I would wish to unfold a little what is contained in these words which we often hear, even, perhaps, without quite understanding them, and many times oftener without fully entering into them. And we may take them, without fully entering into them. And we may take them, first, in their first part, where they say that "God is not the God of the dead."

The word "dead," we know, is constantly used in Scripture in a double sense, as meaning those who are dead spiritually as well as those who are dead naturally. And in either sense the words are alike applicable: "God is not the God of the dead."

God's not being the God of the dead signifies two things: that they who are without Him are dead, as well as that they who are dead are also without Him. So far as our knowledge goes respecting inferior animals they appear to be examples of this truth. They appear to us to have no knowledge of God; and we are not told that they have any other life than the short one of which our senses inform us. I am well aware that our ignorance of their condition is so great that we may not dare to say anything of them positively; there may be a hundred things true respecting them which we neither know nor imagine. I would only say that according to that most imperfect light in which we see them the two points of which I have been speaking appear to meet in them: we believe that they have no consciousness of God, and we believe that they will die. And so far, therefore, they afford an example of the agreement, if I may so speak, between these two points; and were intended, perhaps, to be to our view a continual image of it. But we had far better speak of ourselves. And here, too, it is the case that "God is not the God of the dead." If we are without Him we are dead, and if we are dead we are without Him; in other words, the two ideas of death and absence from God are in fact synonymous.

Thus, in the account given of the fall of man, the sentence of death and of being cast out of Eden go together; and if any one compares the description of the second Eden in the Revelation, and recollects how especially it is there said that God dwells in the midst of it, and is its light by day and night, he will see that the banishment from the first Eden means a banishment from the presence of God. And thus, in the day that Adam sinned he died; for he was cast out of Eden immediately, however long he may have moved about afterward upon the earth where God was not. And how very strong to the same point are the words of Hezekiah's prayer, "The grave cannot praise Thee, Death cannot celebrate Thee; they that go down into the pit cannot hope for Thy truth"; words which express completely the feeling that God is not the God of the dead. This, too, appears to be the sense generally of the expression used in various parts of the Old Testament, "Thou shalt surely die."

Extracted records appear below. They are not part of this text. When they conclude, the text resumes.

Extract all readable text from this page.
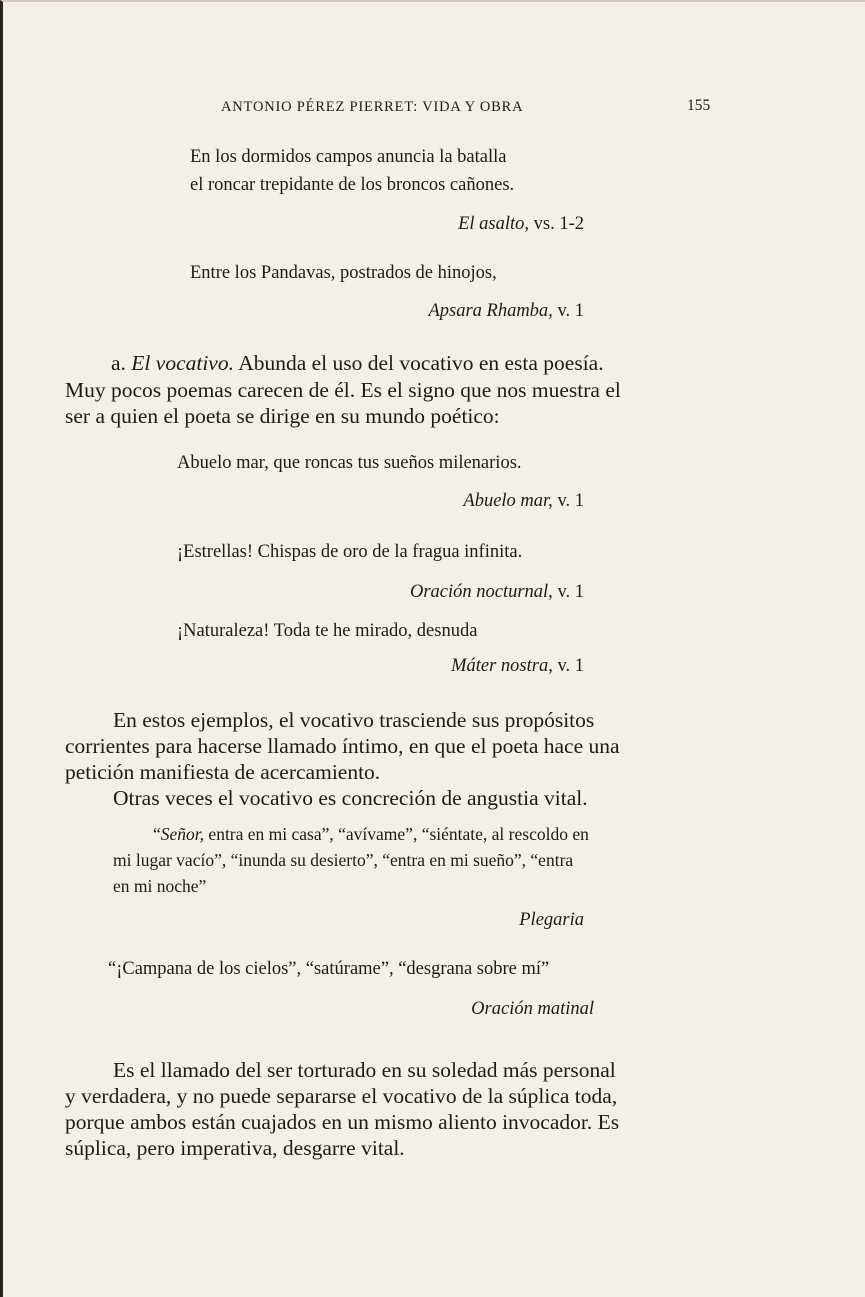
ANTONIO PÉREZ PIERRET: VIDA Y OBRA	155
En los dormidos campos anuncia la batalla
el roncar trepidante de los broncos cañones.
El asalto, vs. 1-2
Entre los Pandavas, postrados de hinojos,
Apsara Rhamba, v. 1
a. El vocativo. Abunda el uso del vocativo en esta poesía.
Muy pocos poemas carecen de él. Es el signo que nos muestra el
ser a quien el poeta se dirige en su mundo poético:
Abuelo mar, que roncas tus sueños milenarios.
Abuelo mar, v. 1
¡Estrellas! Chispas de oro de la fragua infinita.
Oración nocturnal, v. 1
¡Naturaleza! Toda te he mirado, desnuda
Máter nostra, v. 1
En estos ejemplos, el vocativo trasciende sus propósitos
corrientes para hacerse llamado íntimo, en que el poeta hace una
petición manifiesta de acercamiento.
Otras veces el vocativo es concreción de angustia vital.
“Señor, entra en mi casa”, “avívame”, “siéntate, al rescoldo en
mi lugar vacío”, “inunda su desierto”, “entra en mi sueño”, “entra
en mi noche”
Plegaria
“¡Campana de los cielos”, “satúrame”, “desgrana sobre mí”
Oración matinal
Es el llamado del ser torturado en su soledad más personal
y verdadera, y no puede separarse el vocativo de la súplica toda,
porque ambos están cuajados en un mismo aliento invocador. Es
súplica, pero imperativa, desgarre vital.
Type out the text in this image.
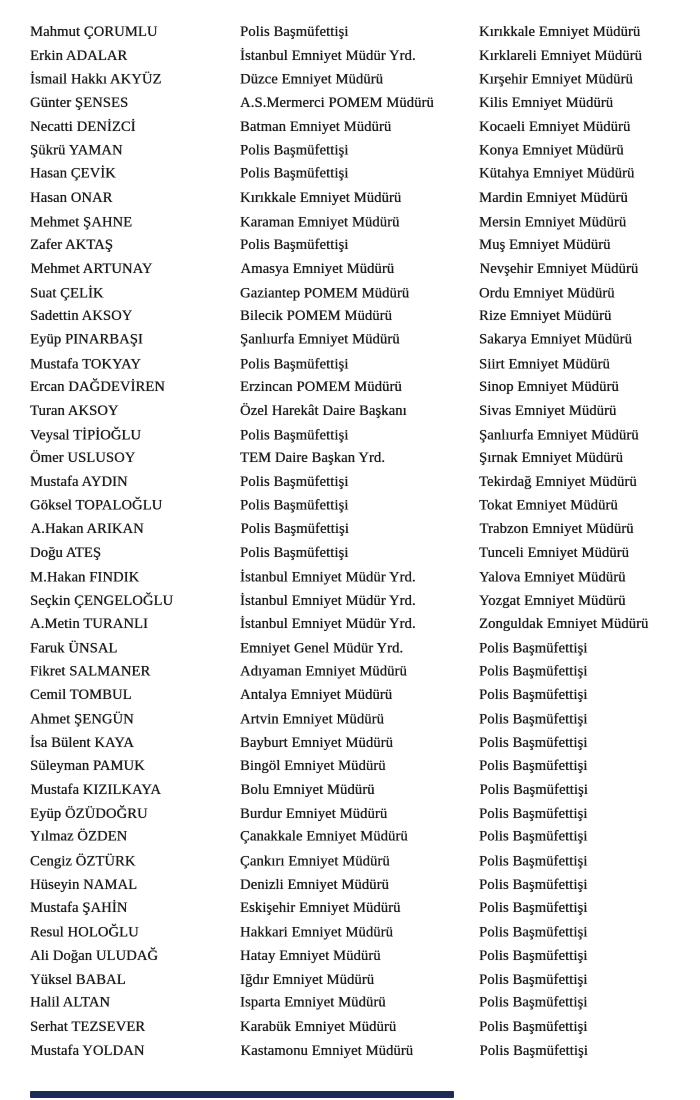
Mahmut ÇORUMLU	Polis Başmüfettişi	Kırıkkale Emniyet Müdürü
Erkin ADALAR	İstanbul Emniyet Müdür Yrd.	Kırklareli Emniyet Müdürü
İsmail Hakkı AKYÜZ	Düzce Emniyet Müdürü	Kırşehir Emniyet Müdürü
Günter ŞENSES	A.S.Mermerci POMEM Müdürü	Kilis Emniyet Müdürü
Necatti DENİZCİ	Batman Emniyet Müdürü	Kocaeli Emniyet Müdürü
Şükrü YAMAN	Polis Başmüfettişi	Konya Emniyet Müdürü
Hasan ÇEVİK	Polis Başmüfettişi	Kütahya Emniyet Müdürü
Hasan ONAR	Kırıkkale Emniyet Müdürü	Mardin Emniyet Müdürü
Mehmet ŞAHNE	Karaman Emniyet Müdürü	Mersin Emniyet Müdürü
Zafer AKTAŞ	Polis Başmüfettişi	Muş Emniyet Müdürü
Mehmet ARTUNAY	Amasya Emniyet Müdürü	Nevşehir Emniyet Müdürü
Suat ÇELİK	Gaziantep POMEM Müdürü	Ordu Emniyet Müdürü
Sadettin AKSOY	Bilecik POMEM Müdürü	Rize Emniyet Müdürü
Eyüp PINARBAŞI	Şanlıurfa Emniyet Müdürü	Sakarya Emniyet Müdürü
Mustafa TOKYAY	Polis Başmüfettişi	Siirt Emniyet Müdürü
Ercan DAĞDEVİREN	Erzincan POMEM Müdürü	Sinop Emniyet Müdürü
Turan AKSOY	Özel Harekât Daire Başkanı	Sivas Emniyet Müdürü
Veysal TİPİOĞLU	Polis Başmüfettişi	Şanlıurfa Emniyet Müdürü
Ömer USLUSOY	TEM Daire Başkan Yrd.	Şırnak Emniyet Müdürü
Mustafa AYDIN	Polis Başmüfettişi	Tekirdağ Emniyet Müdürü
Göksel TOPALOĞLU	Polis Başmüfettişi	Tokat Emniyet Müdürü
A.Hakan ARIKAN	Polis Başmüfettişi	Trabzon Emniyet Müdürü
Doğu ATEŞ	Polis Başmüfettişi	Tunceli Emniyet Müdürü
M.Hakan FINDIK	İstanbul Emniyet Müdür Yrd.	Yalova Emniyet Müdürü
Seçkin ÇENGELOĞLU	İstanbul Emniyet Müdür Yrd.	Yozgat Emniyet Müdürü
A.Metin TURANLI	İstanbul Emniyet Müdür Yrd.	Zonguldak Emniyet Müdürü
Faruk ÜNSAL	Emniyet Genel Müdür Yrd.	Polis Başmüfettişi
Fikret SALMANER	Adıyaman Emniyet Müdürü	Polis Başmüfettişi
Cemil TOMBUL	Antalya Emniyet Müdürü	Polis Başmüfettişi
Ahmet ŞENGÜN	Artvin Emniyet Müdürü	Polis Başmüfettişi
İsa Bülent KAYA	Bayburt Emniyet Müdürü	Polis Başmüfettişi
Süleyman PAMUK	Bingöl Emniyet Müdürü	Polis Başmüfettişi
Mustafa KIZILKAYA	Bolu Emniyet Müdürü	Polis Başmüfettişi
Eyüp ÖZÜDOĞRU	Burdur Emniyet Müdürü	Polis Başmüfettişi
Yılmaz ÖZDEN	Çanakkale Emniyet Müdürü	Polis Başmüfettişi
Cengiz ÖZTÜRK	Çankırı Emniyet Müdürü	Polis Başmüfettişi
Hüseyin NAMAL	Denizli Emniyet Müdürü	Polis Başmüfettişi
Mustafa ŞAHİN	Eskişehir Emniyet Müdürü	Polis Başmüfettişi
Resul HOLOĞLU	Hakkari Emniyet Müdürü	Polis Başmüfettişi
Ali Doğan ULUDAĞ	Hatay Emniyet Müdürü	Polis Başmüfettişi
Yüksel BABAL	Iğdır Emniyet Müdürü	Polis Başmüfettişi
Halil ALTAN	Isparta Emniyet Müdürü	Polis Başmüfettişi
Serhat TEZSEVER	Karabük Emniyet Müdürü	Polis Başmüfettişi
Mustafa YOLDAN	Kastamonu Emniyet Müdürü	Polis Başmüfettişi
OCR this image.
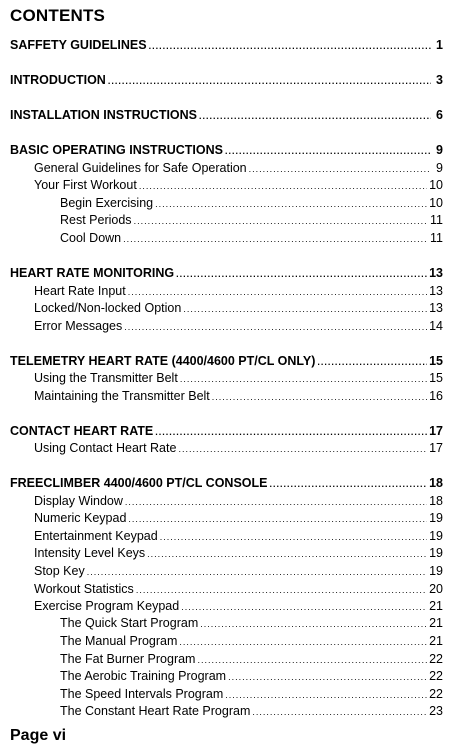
CONTENTS
SAFFETY GUIDELINES .....	1
INTRODUCTION .....	3
INSTALLATION INSTRUCTIONS .....	6
BASIC OPERATING INSTRUCTIONS .....	9
General Guidelines for Safe Operation .....	9
Your First Workout .....	10
Begin Exercising .....	10
Rest Periods .....	11
Cool Down .....	11
HEART RATE MONITORING .....	13
Heart Rate Input .....	13
Locked/Non-locked Option .....	13
Error Messages .....	14
TELEMETRY HEART RATE (4400/4600 PT/CL ONLY) .....	15
Using the Transmitter Belt .....	15
Maintaining the Transmitter Belt .....	16
CONTACT HEART RATE .....	17
Using Contact Heart Rate .....	17
FREECLIMBER 4400/4600 PT/CL CONSOLE .....	18
Display Window .....	18
Numeric Keypad .....	19
Entertainment Keypad .....	19
Intensity Level Keys .....	19
Stop Key .....	19
Workout Statistics .....	20
Exercise Program Keypad .....	21
The Quick Start Program .....	21
The Manual Program .....	21
The Fat Burner Program .....	22
The Aerobic Training Program .....	22
The Speed Intervals Program .....	22
The Constant Heart Rate Program .....	23
Page vi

It is, no doubt, left purposely obscure; nor are we ever told in so many words all that is meant by death; but, surely, it always implies a separation from God, and the being—whatever the notion may extend to—the being dead to Him.

Thus, when David had committed his great sin and had expressed his repentance for it, Nathan tells him, "The Lord also hath put away thy sin; thou shalt not die"; which means most expressively, thou shalt not die to God.

In one sense David died, as all men die; nor was he by any means freed from the punishment of his sin; he was not, in that sense, forgiven, but he was allowed still to regard God as his God; and therefore his punishments were but fatherly chastisements from God's hand, designed for his profit that he might be partaker of God's holiness.

And thus altho Saul was sentenced to lose his kingdom, and altho he was killed with his sons on Mount Gilboa, yet I do not think that we find the sentence passed upon him, "Thou shalt surely die"; and therefore we have no right to say that God had ceased to be his God altho He visited him with severe chastisements and would not allow him to hand down to his sons the crown of Israel. Observe also the language of the eighteenth chapter of Ezekiel, where the expressions occur so often, "He shall surely live," and "He shall surely die."

We have no right to refer these to a mere extension on the one hand, or a cutting short on the other, of the term of earthly existence. The promise of living long in the land or, as in Hezekiah's case, of adding to his days fifteen years, is very different from the full and unreserved blessing, "Thou shalt surely live." And we know, undoubtedly, that both the good and the bad to whom Ezekiel spoke died alike the natural death of the body. But the peculiar force of the promise and of the threat was, in the one case, Thou shalt belong to God; in the other, Thou shalt cease to belong to Him; although the veil was not yet drawn up which concealed the full import of those terms, "belonging to God," and "ceasing to belong to Him": nay, can we venture to affirm that it is fully drawn aside even now?

I have dwelt on this at some length, because it really seems to place the common state of the minds of too many amongst us in a light which is exceedingly awful; for if it be true, as I think the Scripture implies, that to be dead and to be without God are precisely the same thing, then can it be denied that the symptoms of death are strongly marked upon many of us? Are there not many who never think of God or care about His service? Are there not many who live, to all appearance, as unconscious of His existence, as we fancy the inferior animals to be?